For this example we are going to set all of these options to TRUE to see what the output looks like.

```{r chisq 1}
CrossTable(x = bacteria$drug.tx,
           y = bacteria$bac.presence,
           expected = TRUE,
           chisq = TRUE,
           fisher = TRUE,
           resid = TRUE,
           sresid = TRUE,
           format = 'SPSS')
```

The top box shows how the following table is organized. The first thing we need to make sure is that none of the expected values are lower than 5 in the table. This is one of our assumptions of a chi-square test. The table also gives the row-wise, column-wise, and total percentage of data in each cell. Residuals are reported below this. Results from the chi-square test with and without the Yates' correction are shown below the table. We will just use the normal chi-squared test values. As you can see, there is a significant relationship between drug treatment and presence of the bacteria. 

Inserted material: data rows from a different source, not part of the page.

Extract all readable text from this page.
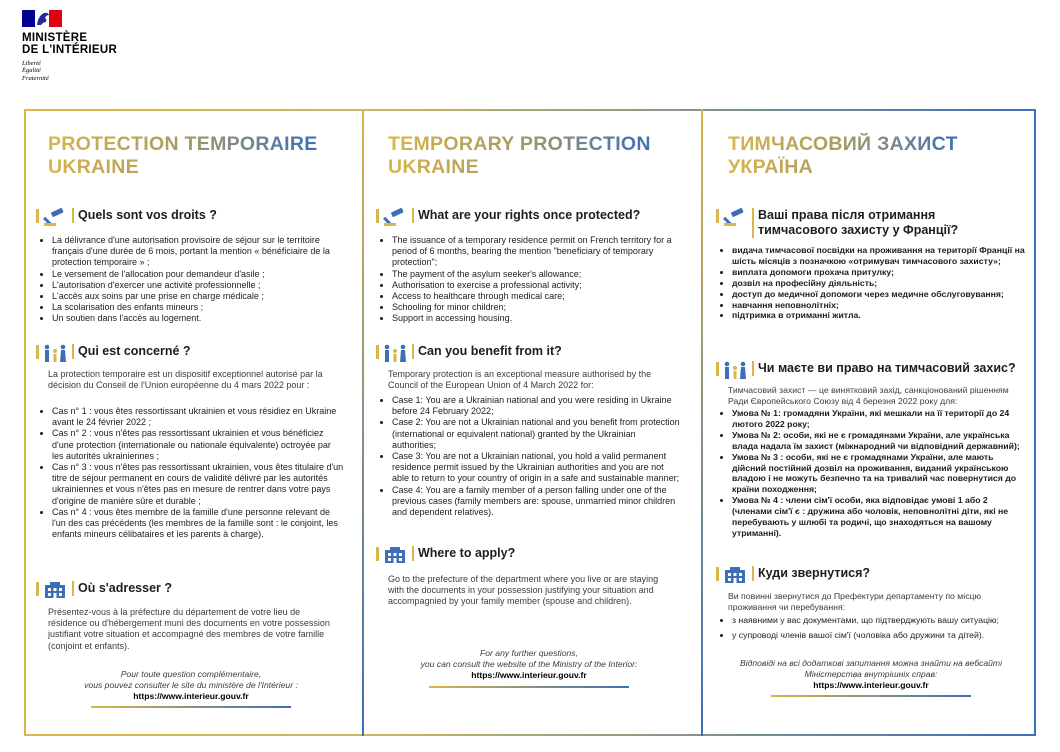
MINISTÈRE
DE L'INTÉRIEUR
Liberté
Égalité
Fraternité
PROTECTION TEMPORAIRE
UKRAINE
Quels sont vos droits ?
• La délivrance d'une autorisation provisoire de séjour sur le territoire français d'une durée de 6 mois, portant la mention « bénéficiaire de la protection temporaire » ;
• Le versement de l'allocation pour demandeur d'asile ;
• L'autorisation d'exercer une activité professionnelle ;
• L'accès aux soins par une prise en charge médicale ;
• La scolarisation des enfants mineurs ;
• Un soutien dans l'accès au logement.
Qui est concerné ?
La protection temporaire est un dispositif exceptionnel autorisé par la décision du Conseil de l'Union européenne du 4 mars 2022 pour :
• Cas n° 1 : vous êtes ressortissant ukrainien et vous résidiez en Ukraine avant le 24 février 2022 ;
• Cas n° 2 : vous n'êtes pas ressortissant ukrainien et vous bénéficiez d'une protection (internationale ou nationale équivalente) octroyée par les autorités ukrainiennes ;
• Cas n° 3 : vous n'êtes pas ressortissant ukrainien, vous êtes titulaire d'un titre de séjour permanent en cours de validité délivré par les autorités ukrainiennes et vous n'êtes pas en mesure de rentrer dans votre pays d'origine de manière sûre et durable ;
• Cas n° 4 : vous êtes membre de la famille d'une personne relevant de l'un des cas précédents (les membres de la famille sont : le conjoint, les enfants mineurs célibataires et les parents à charge).
Où s'adresser ?
Présentez-vous à la préfecture du département de votre lieu de résidence ou d'hébergement muni des documents en votre possession justifiant votre situation et accompagné des membres de votre famille (conjoint et enfants).
Pour toute question complémentaire,
vous pouvez consulter le site du ministère de l'Intérieur :
https://www.interieur.gouv.fr
TEMPORARY PROTECTION
UKRAINE
What are your rights once protected?
• The issuance of a temporary residence permit on French territory for a period of 6 months, bearing the mention "beneficiary of temporary protection";
• The payment of the asylum seeker's allowance;
• Authorisation to exercise a professional activity;
• Access to healthcare through medical care;
• Schooling for minor children;
• Support in accessing housing.
Can you benefit from it?
Temporary protection is an exceptional measure authorised by the Council of the European Union of 4 March 2022 for:
• Case 1: You are a Ukrainian national and you were residing in Ukraine before 24 February 2022;
• Case 2: You are not a Ukrainian national and you benefit from protection (international or equivalent national) granted by the Ukrainian authorities;
• Case 3: You are not a Ukrainian national, you hold a valid permanent residence permit issued by the Ukrainian authorities and you are not able to return to your country of origin in a safe and sustainable manner;
• Case 4: You are a family member of a person falling under one of the previous cases (family members are: spouse, unmarried minor children and dependent relatives).
Where to apply?
Go to the prefecture of the department where you live or are staying with the documents in your possession justifying your situation and accompagnied by your family member (spouse and children).
For any further questions,
you can consult the website of the Ministry of the Interior:
https://www.interieur.gouv.fr
ТИМЧАСОВИЙ ЗАХИСТ
УКРАЇНА
Ваші права після отримання
тимчасового захисту у Франції?
• видача тимчасової посвідки на проживання на території Франції на шість місяців з позначкою «отримувач тимчасового захисту»;
• виплата допомоги прохача притулку;
• дозвіл на професійну діяльність;
• доступ до медичної допомоги через медичне обслуговування;
• навчання неповнолітніх;
• підтримка в отриманні житла.
Чи маєте ви право на тимчасовий захис?
Тимчасовий захист — це винятковий захід, санкціонований рішенням Ради Європейського Союзу від 4 березня 2022 року для:
• Умова № 1: громадяни України, які мешкали на її території до 24 лютого 2022 року;
• Умова № 2: особи, які не є громадянами України, але українська влада надала їм захист (міжнародний чи відповідний державний);
• Умова № 3 : особи, які не є громадянами України, але мають дійсний постійний дозвіл на проживання, виданий українською владою і не можуть безпечно та на тривалий час повернутися до країни походження;
• Умова № 4 : члени сім'ї особи, яка відповідає умові 1 або 2 (членами сім'ї є : дружина або чоловік, неповнолітні діти, які не перебувають у шлюбі та родичі, що знаходяться на вашому утриманні).
Куди звернутися?
Ви повинні звернутися до Префектури департаменту по місцю проживання чи перебування:
• з наявними у вас документами, що підтверджують вашу ситуацію;
• у супроводі членів вашої сім'ї (чоловіка або дружини та дітей).
Відповіді на всі додаткові запитання можна знайти на вебсайті
Міністерства внутрішніх справ:
https://www.interieur.gouv.fr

We also could have passed in the contingency table into x and gotten the same results.

```{r chisq 2}
CrossTable(x = bac.table,
           expected = TRUE,
           chisq = TRUE,
           fisher = TRUE,
           resid = TRUE,
           sresid = TRUE,
           format = 'SPSS')
```

Either one works, use whichever is more convenient based on what data you are given. 

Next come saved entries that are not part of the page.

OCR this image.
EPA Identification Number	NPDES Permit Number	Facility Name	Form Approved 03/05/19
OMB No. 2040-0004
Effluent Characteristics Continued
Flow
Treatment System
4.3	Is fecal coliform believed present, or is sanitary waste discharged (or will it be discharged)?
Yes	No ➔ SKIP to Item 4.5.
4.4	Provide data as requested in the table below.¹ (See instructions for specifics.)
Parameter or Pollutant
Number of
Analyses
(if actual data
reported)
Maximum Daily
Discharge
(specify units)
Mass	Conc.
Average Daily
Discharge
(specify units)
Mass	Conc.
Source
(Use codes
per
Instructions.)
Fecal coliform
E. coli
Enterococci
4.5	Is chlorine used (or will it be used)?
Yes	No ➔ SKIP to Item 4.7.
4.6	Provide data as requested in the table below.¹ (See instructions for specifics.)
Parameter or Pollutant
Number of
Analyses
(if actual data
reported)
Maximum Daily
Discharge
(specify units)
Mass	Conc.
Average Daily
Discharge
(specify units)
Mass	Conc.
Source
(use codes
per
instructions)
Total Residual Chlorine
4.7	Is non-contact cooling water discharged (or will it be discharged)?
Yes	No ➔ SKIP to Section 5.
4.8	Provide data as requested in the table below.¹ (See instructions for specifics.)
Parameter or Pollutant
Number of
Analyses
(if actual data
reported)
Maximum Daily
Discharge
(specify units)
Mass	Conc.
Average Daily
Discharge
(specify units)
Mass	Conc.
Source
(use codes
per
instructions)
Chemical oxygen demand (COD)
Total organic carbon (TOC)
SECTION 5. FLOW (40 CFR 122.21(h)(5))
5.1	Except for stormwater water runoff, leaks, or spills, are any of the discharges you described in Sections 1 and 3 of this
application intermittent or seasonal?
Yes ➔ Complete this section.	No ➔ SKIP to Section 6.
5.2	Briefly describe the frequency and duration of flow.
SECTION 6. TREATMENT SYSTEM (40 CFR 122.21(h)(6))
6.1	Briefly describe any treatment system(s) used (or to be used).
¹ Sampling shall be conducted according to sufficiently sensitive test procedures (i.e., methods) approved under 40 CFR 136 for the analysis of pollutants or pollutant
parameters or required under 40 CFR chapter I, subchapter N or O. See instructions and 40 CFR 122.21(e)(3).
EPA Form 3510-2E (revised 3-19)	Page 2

## Interpretation of a ChiSq Test
Alright so what does this all mean though. We have a significant test, but what does that really tell us. We can use the standardized residuals to tell us a little bit more. Basically, standardized residuals > 1.96 are significant at p < 0.05, sresids > 2.58 are significant at p < 0.01, and sresids > 3.29 are significant at p < 0.001. If we look through our table, we see that we have significant sresids in 3 out of 4 cells. If an sresid is significant, that means the true value of that cell was significantly higher or lower than what was predicted based on the sign. For this example, Treatment:Present and Placebo:Not Present combinations had significantly lower values than what was expected and Placebo:Present had a significantly higher frequency than what was expected.

### Odds Ratio
One other useful metric is the odds ratio, essentially an effect size for the association. The calculated odds ratio, its confidence interval, and p-value can all be found under the Fisher's Exact Test section. For this, we have an odds ratio of 0.07. This means that the treatment group has odds of the bacteria being present 0.07 times lower than the placebo group. 

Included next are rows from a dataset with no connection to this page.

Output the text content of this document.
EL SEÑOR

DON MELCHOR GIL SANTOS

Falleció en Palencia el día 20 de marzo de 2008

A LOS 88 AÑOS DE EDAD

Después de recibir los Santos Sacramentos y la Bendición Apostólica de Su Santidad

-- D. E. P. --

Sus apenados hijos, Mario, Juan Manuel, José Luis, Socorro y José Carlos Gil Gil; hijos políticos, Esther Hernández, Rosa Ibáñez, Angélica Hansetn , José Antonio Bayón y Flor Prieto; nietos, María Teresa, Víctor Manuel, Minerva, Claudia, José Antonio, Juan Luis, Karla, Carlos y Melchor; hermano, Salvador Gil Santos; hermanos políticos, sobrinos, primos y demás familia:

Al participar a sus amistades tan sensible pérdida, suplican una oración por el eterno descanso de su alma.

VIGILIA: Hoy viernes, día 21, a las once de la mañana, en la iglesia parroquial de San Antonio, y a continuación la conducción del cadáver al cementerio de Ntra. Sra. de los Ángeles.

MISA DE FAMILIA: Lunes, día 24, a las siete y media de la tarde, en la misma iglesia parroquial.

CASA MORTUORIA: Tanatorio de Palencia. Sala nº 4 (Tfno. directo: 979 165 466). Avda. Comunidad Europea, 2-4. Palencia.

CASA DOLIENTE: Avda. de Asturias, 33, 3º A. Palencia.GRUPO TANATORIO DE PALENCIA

### Reporting a ChiSq Test
For this example we would report it like so:

There was a significant association between drug treatment and presence of bacteria $\chi^2(1) = 17.01, p < 0.001$. This seems to represent the fact that, based on the odds ratio, the odds of bacteria being present was 0.07 (0.01, 0.31) times lower if the person was taking the drug treatment as opposed to a placebo.

## Likelihood Ratio

An alternative to the chi-squared test is the likelihood ratio test, also known as the G test of independence. The function we will use for this is `G.test` from the `RVAideMemoire` package. It behaves awfully similarly to the `CrossTable` function except only passing in a contingency table. No other inputs are necessary

```{r G.test table}
G.test(bac.table)
```


The table it outputs is fairly barren, only including the test statistic, G, the degrees of freedom, and the p-value. Since we are only comparing a 2x2 table, we don't need to run any post-hoc tests, however the `pairwise.G.test` function will do that for you if necessary and is a part of the same package. Read http://rcompanion.org/rcompanion/b_06.html for more information on that as it is beyond the scope of this course.

### Reporting a LogLikelihood Ratio Test
The result will look awfully similar to the chi-square test report. All that we are replacing are the test statistic, df, and p value. The odds ratio and its confidence interval remain the same. It will look as such:

There was a significant association between drug treatment and presence of bacteria $G(1) = 17.77, p < 0.001$. This seems to represent the fact that, based on the odds ratio, the odds of bacteria being present was 0.07 (0.01, 0.31) times lower if the person was taking the drug treatment as opposed to a placebo.